I can’t recall exactly who the main speakers were or much of the detail about their presentations, only that I listened intently as they eloquently put forward the case on how to combat the problems associated with alcohol abuse in our country.
What I do remember clearly was talking to a very interesting gentleman at the end of the day. It was to be my first encounter with someone who was totally anti-alcohol.
We talked for quite a while and I listened closely to what he said, especially about the liberalisation of licensing laws under the 1976 Act and how that would bring about even more alcohol-related problems.
I asked what his group wanted to achieve. He told me that by the year 2000 they wanted per head of population intake of alcohol to drop to a level that was close to prohibition levels.
Incredulous, I asked how they could possibly achieve that. He replied: by using the drink driving limits.
In the 1960s when drink driving laws were introduced the level was set at 80 milligrams of alcohol for every 100 millilitres of blood. He believed that by intense lobbying of politicians and others the limit would be dropped to 50mgs by the late 1980s and 20mgs by 2000. “It’s the best weapon we have,” he told me. “Eventually the moral argument will trump the business one.”
This conversation has stuck with me ever since. And although his timescale proved to be a bit optimistic, he wasn’t far away.
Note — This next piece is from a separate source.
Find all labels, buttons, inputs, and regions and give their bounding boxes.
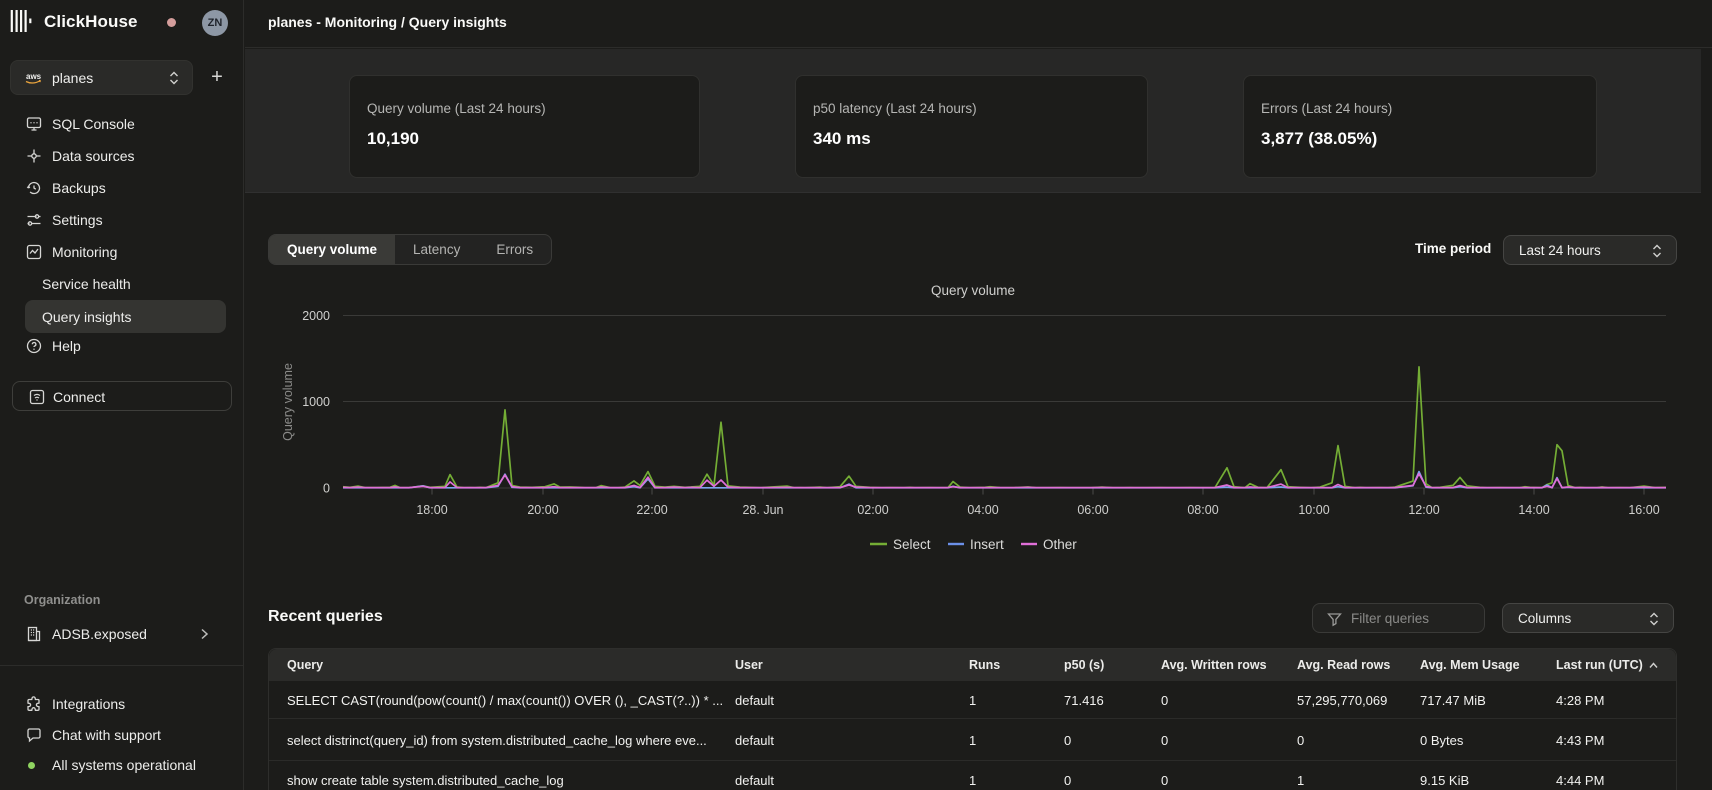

For many years I have told that story and warned anyone who would listen of the catastrophic effect a lowering of the drink driving limit would have on our businesses.
Every time MPs at Westminster hinted on a change, which happened regularly over the years, we spoke up against it.
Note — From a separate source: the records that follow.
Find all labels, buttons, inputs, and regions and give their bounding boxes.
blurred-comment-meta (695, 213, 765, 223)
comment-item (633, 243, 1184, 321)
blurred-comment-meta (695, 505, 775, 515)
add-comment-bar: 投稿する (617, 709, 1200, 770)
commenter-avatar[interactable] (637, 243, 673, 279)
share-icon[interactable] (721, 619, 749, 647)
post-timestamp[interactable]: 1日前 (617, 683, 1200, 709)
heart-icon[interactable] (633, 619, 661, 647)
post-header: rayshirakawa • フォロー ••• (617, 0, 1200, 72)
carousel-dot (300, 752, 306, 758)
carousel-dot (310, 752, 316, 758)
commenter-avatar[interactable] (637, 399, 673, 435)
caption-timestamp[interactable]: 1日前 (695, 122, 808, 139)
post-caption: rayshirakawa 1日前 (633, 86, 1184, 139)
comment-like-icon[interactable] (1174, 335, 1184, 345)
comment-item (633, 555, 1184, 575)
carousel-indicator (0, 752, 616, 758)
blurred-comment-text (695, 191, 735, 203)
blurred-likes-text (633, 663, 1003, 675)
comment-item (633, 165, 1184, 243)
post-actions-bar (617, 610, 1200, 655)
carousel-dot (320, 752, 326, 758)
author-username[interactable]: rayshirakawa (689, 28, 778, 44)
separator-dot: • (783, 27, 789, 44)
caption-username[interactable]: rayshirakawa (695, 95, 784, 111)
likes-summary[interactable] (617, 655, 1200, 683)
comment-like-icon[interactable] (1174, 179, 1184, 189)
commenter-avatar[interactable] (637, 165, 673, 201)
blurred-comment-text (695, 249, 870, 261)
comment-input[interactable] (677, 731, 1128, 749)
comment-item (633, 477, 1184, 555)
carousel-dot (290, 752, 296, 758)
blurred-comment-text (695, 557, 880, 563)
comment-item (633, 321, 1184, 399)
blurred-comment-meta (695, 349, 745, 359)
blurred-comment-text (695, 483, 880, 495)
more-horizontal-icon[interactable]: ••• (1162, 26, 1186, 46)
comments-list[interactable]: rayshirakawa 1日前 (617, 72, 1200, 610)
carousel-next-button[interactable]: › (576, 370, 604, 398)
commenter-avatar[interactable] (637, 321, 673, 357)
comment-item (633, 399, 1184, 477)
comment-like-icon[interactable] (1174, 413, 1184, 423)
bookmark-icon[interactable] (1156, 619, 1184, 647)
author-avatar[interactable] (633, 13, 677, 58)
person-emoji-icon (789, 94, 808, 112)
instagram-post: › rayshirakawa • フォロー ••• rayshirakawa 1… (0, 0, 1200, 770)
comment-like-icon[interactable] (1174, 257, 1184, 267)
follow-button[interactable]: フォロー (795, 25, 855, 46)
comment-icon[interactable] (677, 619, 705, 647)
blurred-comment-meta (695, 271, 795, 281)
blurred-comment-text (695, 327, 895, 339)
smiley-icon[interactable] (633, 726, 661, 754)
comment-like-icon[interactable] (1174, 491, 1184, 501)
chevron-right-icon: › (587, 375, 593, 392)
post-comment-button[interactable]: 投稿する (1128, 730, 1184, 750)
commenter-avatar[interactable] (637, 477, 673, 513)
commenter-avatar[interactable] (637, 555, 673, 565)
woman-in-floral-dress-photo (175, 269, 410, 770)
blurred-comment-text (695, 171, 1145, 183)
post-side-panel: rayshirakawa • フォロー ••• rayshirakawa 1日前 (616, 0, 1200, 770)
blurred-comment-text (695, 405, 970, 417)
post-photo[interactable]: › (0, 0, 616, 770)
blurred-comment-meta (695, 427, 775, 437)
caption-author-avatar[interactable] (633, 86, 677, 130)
We took every opportunity to fight the change; and nearly always on our own. The industry quite simply would not help, worried that they would be seen as somehow condoning drinking and driving.
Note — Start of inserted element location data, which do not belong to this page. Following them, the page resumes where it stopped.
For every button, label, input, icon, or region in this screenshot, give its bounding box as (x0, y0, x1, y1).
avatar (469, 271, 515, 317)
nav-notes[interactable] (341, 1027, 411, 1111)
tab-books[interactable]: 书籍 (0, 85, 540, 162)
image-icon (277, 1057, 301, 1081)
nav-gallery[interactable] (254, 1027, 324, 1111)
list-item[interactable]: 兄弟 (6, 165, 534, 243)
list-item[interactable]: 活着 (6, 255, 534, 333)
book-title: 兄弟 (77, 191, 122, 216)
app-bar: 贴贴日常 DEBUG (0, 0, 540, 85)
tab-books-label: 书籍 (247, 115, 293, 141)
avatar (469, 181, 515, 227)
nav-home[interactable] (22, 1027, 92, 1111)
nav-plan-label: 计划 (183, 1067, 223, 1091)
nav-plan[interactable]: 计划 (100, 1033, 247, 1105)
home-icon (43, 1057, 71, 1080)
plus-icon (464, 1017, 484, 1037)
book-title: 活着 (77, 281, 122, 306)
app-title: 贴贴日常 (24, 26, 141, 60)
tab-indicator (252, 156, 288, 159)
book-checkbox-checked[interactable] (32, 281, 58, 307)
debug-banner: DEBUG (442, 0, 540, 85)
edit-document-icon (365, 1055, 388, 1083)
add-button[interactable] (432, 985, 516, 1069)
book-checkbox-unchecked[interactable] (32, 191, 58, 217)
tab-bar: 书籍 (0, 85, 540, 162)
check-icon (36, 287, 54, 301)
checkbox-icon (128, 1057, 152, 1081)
Personally I took a lot of criticism, and the argument against our position very often got fraught and emotional. One particular headline I laughed at was: “lunatic pub boss fights to keep drink drivers safe”.
But it also could be very difficult. On one televised debate I was confronted by a lady who lost her child when the car she was driving collided with one driven by someone three times over the limit.
However my encounter at that first alcohol conference made me believe that we had to fight this no matter how difficult; and, I stress, not because of the difference it makes in stopping people driving over 50mgs but because it’s anti-alcohol and anti-pub.
Uniquely, this measure attacks moderate drinking. What other regulation stops people having a glass of wine before driving home after work, stops people having a few drinks on a Friday night because they are driving early the next day?
The great fear of being prosecuted for having tiny residual amounts of alcohol in the blood stream long after a night out stops people drinking moderate amounts.
I am not going into the arguments for and against – it’s too late for that. The reason I say all this is because we now have the 50mg limit and the negative results for our trade have been well-reported – in SLTN (January 8) and subsequently in the mainstream media.
However I was really surprised when one major Scottish operator blamed the SLTA for not doing enough to stop this; needless to say they have never, like many of you reading this, been an SLTA member. Perhaps if they, and many of you, had been, we would have had the resources to fight this battle.
I have heard it said that this was put through the Scottish Parliament quickly. Yes, it was.
But how many of you responded to the government consultation? We did. How many of you met your MSPs and talked to them about your concerns? How many of you gave us the power of your membership to try and turn about a situation which will change drinking habits, slash consumption levels and see pub closures and job losses?
To our members, I thank them for their continuing support. There will be more significant battles to be fought, and the SLTA will do its best with extremely limited resources to win those battles – but we need your help.
• Paul Waterson is the chief executive of the Scottish Licensed Trade Association.